Friday, February 4, 2011

Poor Leah: A postcard for the psych chapter

What we have here is an example of written interaction with a book, not from the reader's notation, but from her mother's writing via a postcard strategically placed, one could argue, in the book. And there does appear to be a meaningful relationship between this particular book and the written message on the postcard.

A whimsically imaginative tale ensues...

A mother forgot her daughter Leah's birthday and belatedly sent her this postcard with a flimsy excuse and a lame greeting that included her activities with other family members (perhaps adding insult to injury). Poor Leah.

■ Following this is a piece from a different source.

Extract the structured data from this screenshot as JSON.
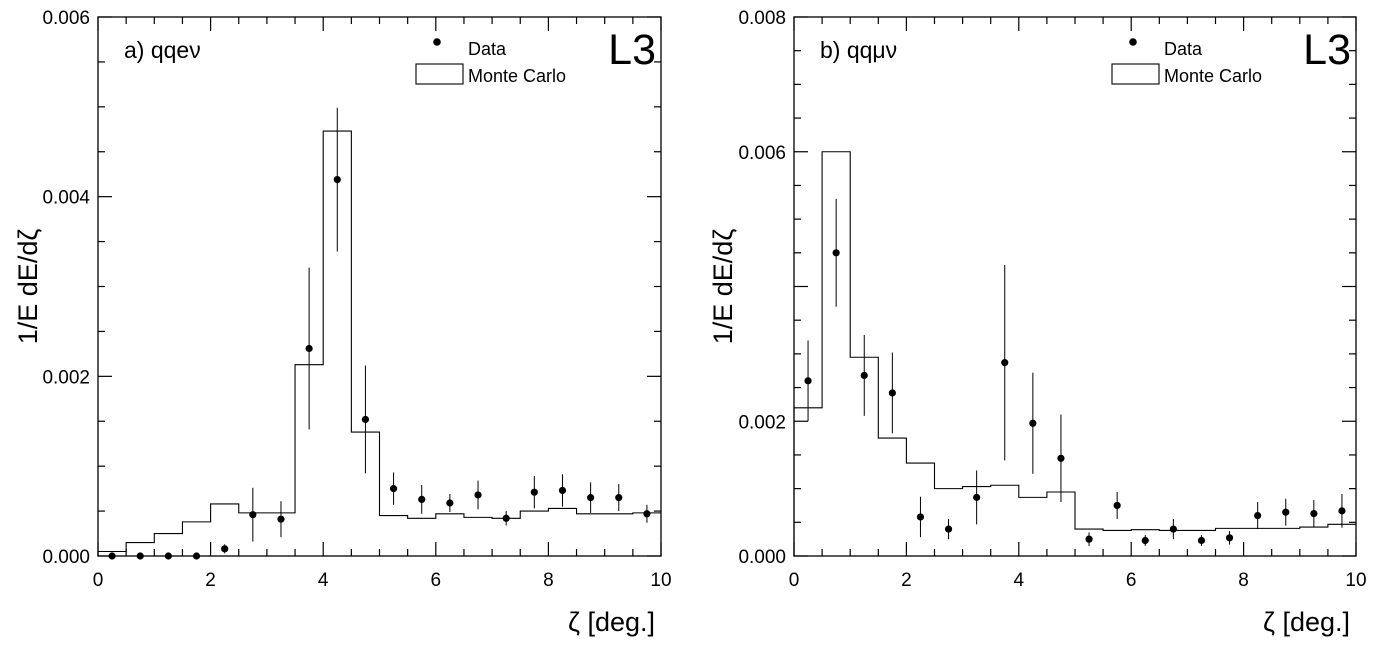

At least four years later, Leah was reading the book Doctors and Specialists, by Morris Fishbein, M.D. (Bobbs-Merrill, 1930). She got to the chapter, The Neurologist and Psychiatrist , and thought of her mother's postcard. Remember, the postcard was written in 1926 and the book it was found in was published in 1930. Did Leah have the postcard handy to use as a bookmark? If so, had she obsessed over it so much as to keep it within reach all that time? Or was there something even worse at play here? Did Leah's mother write the belated birthday acknowledgment (it was hardly a greeting) in 1926 and not give it to her until 1930 (it was not mailed), at the time Leah was reading Dr. Fishbein's book? If so, poor Leah all the more!

Whatever the reason, in a fine Freudian twist, a mother's late birthday remembrance marks her daughter's book some four years later at a chapter that addresses the mental health specialists.

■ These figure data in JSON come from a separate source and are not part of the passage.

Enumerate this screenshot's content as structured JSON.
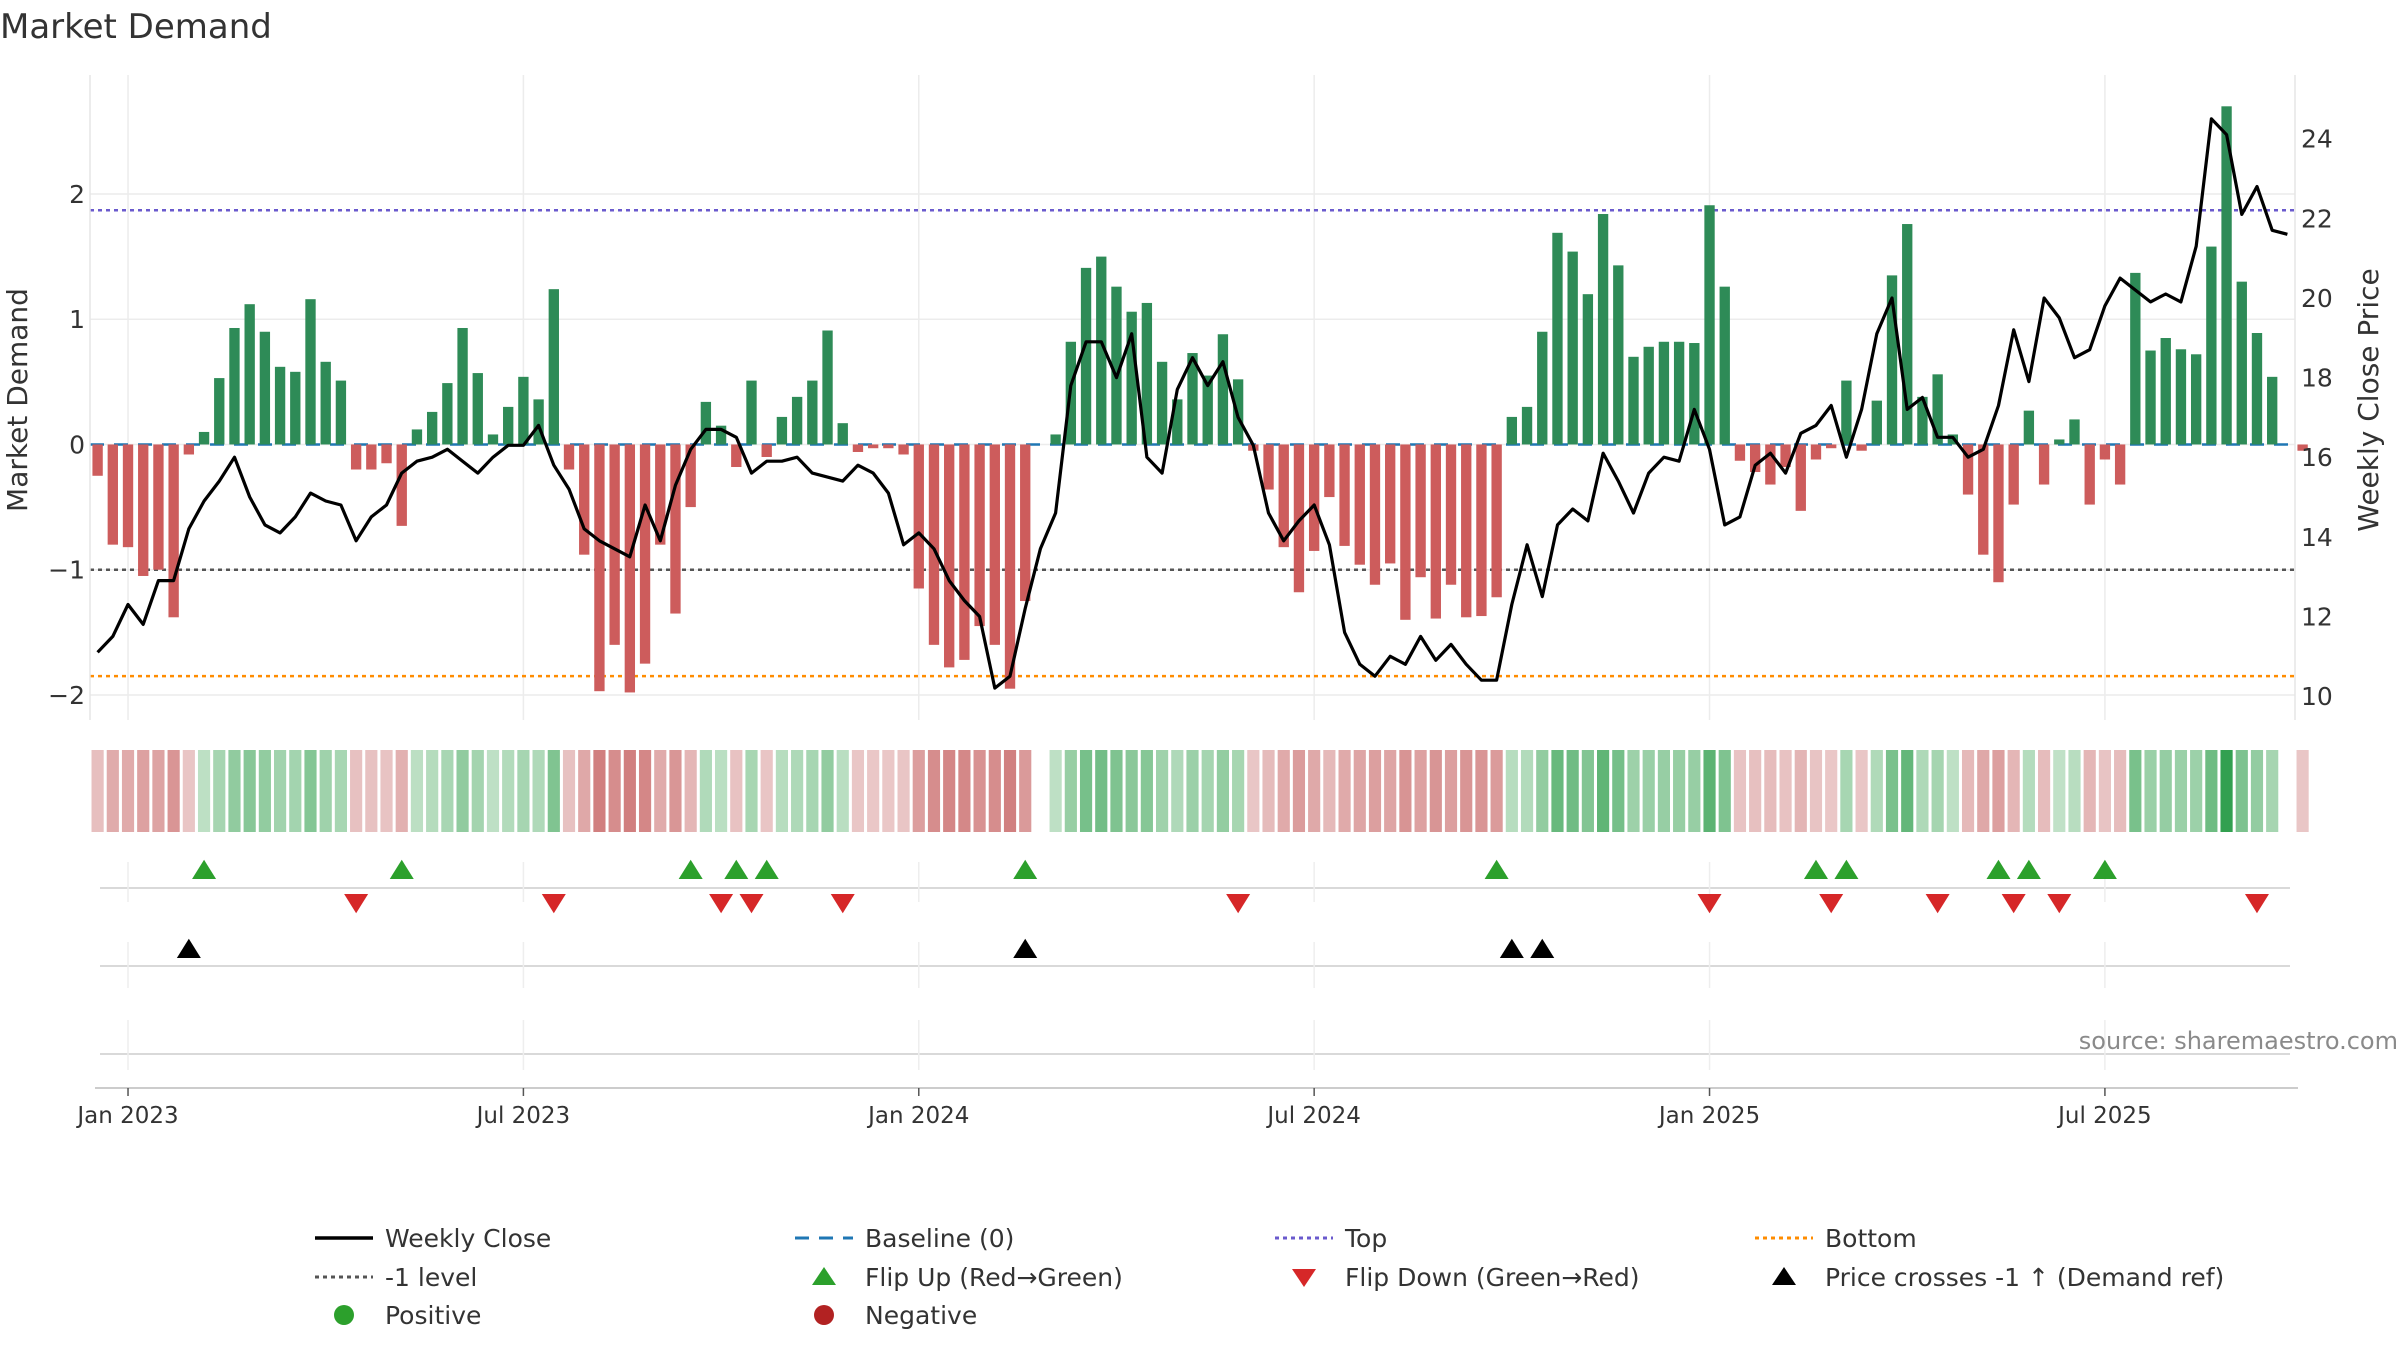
{
  "chart_data": {
    "type": "bar",
    "title": "Market Demand",
    "ylabel": "Market Demand",
    "y2label": "Weekly Close Price",
    "source": "source: sharemaestro.com",
    "ylim": [
      -2.2,
      2.95
    ],
    "y2lim": [
      9.4,
      25.6
    ],
    "yticks": [
      {
        "value": -2,
        "label": "−2"
      },
      {
        "value": -1,
        "label": "−1"
      },
      {
        "value": 0,
        "label": "0"
      },
      {
        "value": 1,
        "label": "1"
      },
      {
        "value": 2,
        "label": "2"
      }
    ],
    "y2ticks": [
      {
        "value": 10,
        "label": "10"
      },
      {
        "value": 12,
        "label": "12"
      },
      {
        "value": 14,
        "label": "14"
      },
      {
        "value": 16,
        "label": "16"
      },
      {
        "value": 18,
        "label": "18"
      },
      {
        "value": 20,
        "label": "20"
      },
      {
        "value": 22,
        "label": "22"
      },
      {
        "value": 24,
        "label": "24"
      }
    ],
    "xticks": [
      {
        "week": 2,
        "label": "Jan 2023"
      },
      {
        "week": 28,
        "label": "Jul 2023"
      },
      {
        "week": 54,
        "label": "Jan 2024"
      },
      {
        "week": 80,
        "label": "Jul 2024"
      },
      {
        "week": 106,
        "label": "Jan 2025"
      },
      {
        "week": 132,
        "label": "Jul 2025"
      }
    ],
    "weeks_total": 145,
    "reference_lines": {
      "top": 1.87,
      "bottom": -1.85,
      "minus_one": -1,
      "baseline": 0
    },
    "series": [
      {
        "name": "Market Demand",
        "axis": "left",
        "values": [
          -0.25,
          -0.8,
          -0.82,
          -1.05,
          -1.0,
          -1.38,
          -0.08,
          0.1,
          0.53,
          0.93,
          1.12,
          0.9,
          0.62,
          0.58,
          1.16,
          0.66,
          0.51,
          -0.2,
          -0.2,
          -0.15,
          -0.65,
          0.12,
          0.26,
          0.49,
          0.93,
          0.57,
          0.08,
          0.3,
          0.54,
          0.36,
          1.24,
          -0.2,
          -0.88,
          -1.97,
          -1.6,
          -1.98,
          -1.75,
          -0.8,
          -1.35,
          -0.5,
          0.34,
          0.15,
          -0.18,
          0.51,
          -0.1,
          0.22,
          0.38,
          0.51,
          0.91,
          0.17,
          -0.06,
          -0.03,
          -0.03,
          -0.08,
          -1.15,
          -1.6,
          -1.78,
          -1.72,
          -1.45,
          -1.6,
          -1.95,
          -1.25,
          0,
          0.08,
          0.82,
          1.41,
          1.5,
          1.26,
          1.06,
          1.13,
          0.66,
          0.36,
          0.73,
          0.55,
          0.88,
          0.52,
          -0.05,
          -0.36,
          -0.82,
          -1.18,
          -0.85,
          -0.42,
          -0.81,
          -0.96,
          -1.12,
          -0.95,
          -1.4,
          -1.06,
          -1.39,
          -1.12,
          -1.38,
          -1.37,
          -1.22,
          0.22,
          0.3,
          0.9,
          1.69,
          1.54,
          1.2,
          1.84,
          1.43,
          0.7,
          0.78,
          0.82,
          0.82,
          0.81,
          1.91,
          1.26,
          -0.13,
          -0.22,
          -0.32,
          -0.18,
          -0.53,
          -0.12,
          -0.03,
          0.51,
          -0.05,
          0.35,
          1.35,
          1.76,
          0.38,
          0.56,
          0.08,
          -0.4,
          -0.88,
          -1.1,
          -0.48,
          0.27,
          -0.32,
          0.04,
          0.2,
          -0.48,
          -0.12,
          -0.32,
          1.37,
          0.75,
          0.85,
          0.76,
          0.72,
          1.58,
          2.7,
          1.3,
          0.89,
          0.54,
          0,
          -0.05
        ]
      },
      {
        "name": "Weekly Close",
        "axis": "right",
        "values": [
          11.1,
          11.5,
          12.3,
          11.8,
          12.9,
          12.9,
          14.2,
          14.9,
          15.4,
          16.0,
          15.0,
          14.3,
          14.1,
          14.5,
          15.1,
          14.9,
          14.8,
          13.9,
          14.5,
          14.8,
          15.6,
          15.9,
          16.0,
          16.2,
          15.9,
          15.6,
          16.0,
          16.3,
          16.3,
          16.8,
          15.8,
          15.2,
          14.2,
          13.9,
          13.7,
          13.5,
          14.8,
          13.9,
          15.3,
          16.2,
          16.7,
          16.7,
          16.5,
          15.6,
          15.9,
          15.9,
          16.0,
          15.6,
          15.5,
          15.4,
          15.8,
          15.6,
          15.1,
          13.8,
          14.1,
          13.7,
          12.9,
          12.4,
          12.0,
          10.2,
          10.5,
          12.2,
          13.7,
          14.6,
          17.8,
          18.9,
          18.9,
          18.0,
          19.1,
          16.0,
          15.6,
          17.7,
          18.5,
          17.8,
          18.4,
          17.0,
          16.3,
          14.6,
          13.9,
          14.4,
          14.8,
          13.8,
          11.6,
          10.8,
          10.5,
          11.0,
          10.8,
          11.5,
          10.9,
          11.3,
          10.8,
          10.4,
          10.4,
          12.3,
          13.8,
          12.5,
          14.3,
          14.7,
          14.4,
          16.1,
          15.4,
          14.6,
          15.6,
          16.0,
          15.9,
          17.2,
          16.2,
          14.3,
          14.5,
          15.8,
          16.1,
          15.6,
          16.6,
          16.8,
          17.3,
          16.0,
          17.2,
          19.1,
          20.0,
          17.2,
          17.5,
          16.5,
          16.5,
          16.0,
          16.2,
          17.3,
          19.2,
          17.9,
          20.0,
          19.5,
          18.5,
          18.7,
          19.8,
          20.5,
          20.2,
          19.9,
          20.1,
          19.9,
          21.3,
          24.5,
          24.1,
          22.1,
          22.8,
          21.7,
          21.6
        ]
      }
    ],
    "flip_up_weeks": [
      7,
      20,
      39,
      42,
      44,
      61,
      92,
      113,
      115,
      125,
      127,
      132
    ],
    "flip_down_weeks": [
      17,
      30,
      41,
      43,
      49,
      75,
      106,
      114,
      121,
      126,
      129,
      142
    ],
    "price_cross_weeks": [
      6,
      61,
      93,
      95
    ],
    "legend": [
      {
        "label": "Weekly Close",
        "symbol": "line",
        "color": "#000000"
      },
      {
        "label": "Baseline (0)",
        "symbol": "dash",
        "color": "#1f77b4"
      },
      {
        "label": "Top",
        "symbol": "dot",
        "color": "#6a5acd"
      },
      {
        "label": "Bottom",
        "symbol": "dot",
        "color": "#ff8c00"
      },
      {
        "label": "-1 level",
        "symbol": "dot",
        "color": "#555555"
      },
      {
        "label": "Flip Up (Red→Green)",
        "symbol": "triangle-up",
        "color": "#2ca02c"
      },
      {
        "label": "Flip Down (Green→Red)",
        "symbol": "triangle-down",
        "color": "#d62728"
      },
      {
        "label": "Price crosses -1 ↑ (Demand ref)",
        "symbol": "triangle-up",
        "color": "#000000"
      },
      {
        "label": "Positive",
        "symbol": "circle",
        "color": "#2ca02c"
      },
      {
        "label": "Negative",
        "symbol": "circle",
        "color": "#b22222"
      }
    ],
    "colors": {
      "positive": "#2e8b57",
      "negative": "#cd5c5c",
      "line": "#000000",
      "flip_up": "#2ca02c",
      "flip_down": "#d62728"
    }
  }
}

This is how I found it (I swear!) no telling how many years or decades later. Perhaps a depressed young woman used her mother's written admission of procrastination to mark her place in a book. Or maybe she marked this particular chapter to return to for some kind of therapy necessitated by her mother's neglect.
Dear Leah, Thought I could get time to write you a letter for your birthday but I did not get time but this will let you know I thought of you and you will know we are both well & had a dinner at six o'clock for Ed & Family, Robert & Family on my Golden Wedding day they gave me a camio pin it is very pretty Love to all Mother. Will write a letter soon
Mother seems to be absorbed with herself... her party, her gift... Poor neglected Leah. And that postscript about writing a letter soon was placed at the top of the postcard upside down. Unconscious motivation (anyone?) for that choice of placement? Dr. Freud might have enjoyed this one.

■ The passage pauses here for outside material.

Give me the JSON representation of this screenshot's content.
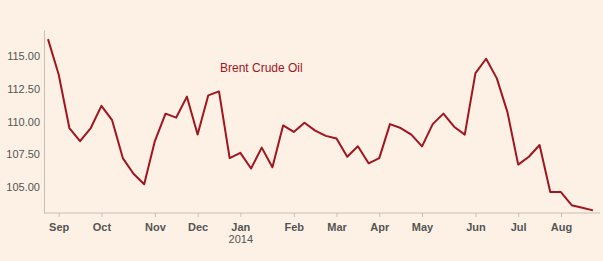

I wonder (with my Freud cap on) if Leah bookmarked that chapter specifically for insight of some kind or perhaps some bookish psychotherapy? If so, she might have been disappointed, as the chapter, indeed the entire book, pokes fun at the medical and mental health specialties. To wit:
Oh for the day when there were but two types of mentality, the wise man and the nut! To-day there are as many forms of mental disturbances as there are types of streptococci. They have taken the human mind and split it into layers with the conscious at the top, then the subconscious and finally the unconscious... It was a beautiful symbolism that the high priest should have been named Freud, a name which requires only the exchange of a single letter to make it sound exceedingly doubtful.
Maybe Leah did find some relief in this chapter. Afterall, laughter, it is said, is the best medicine.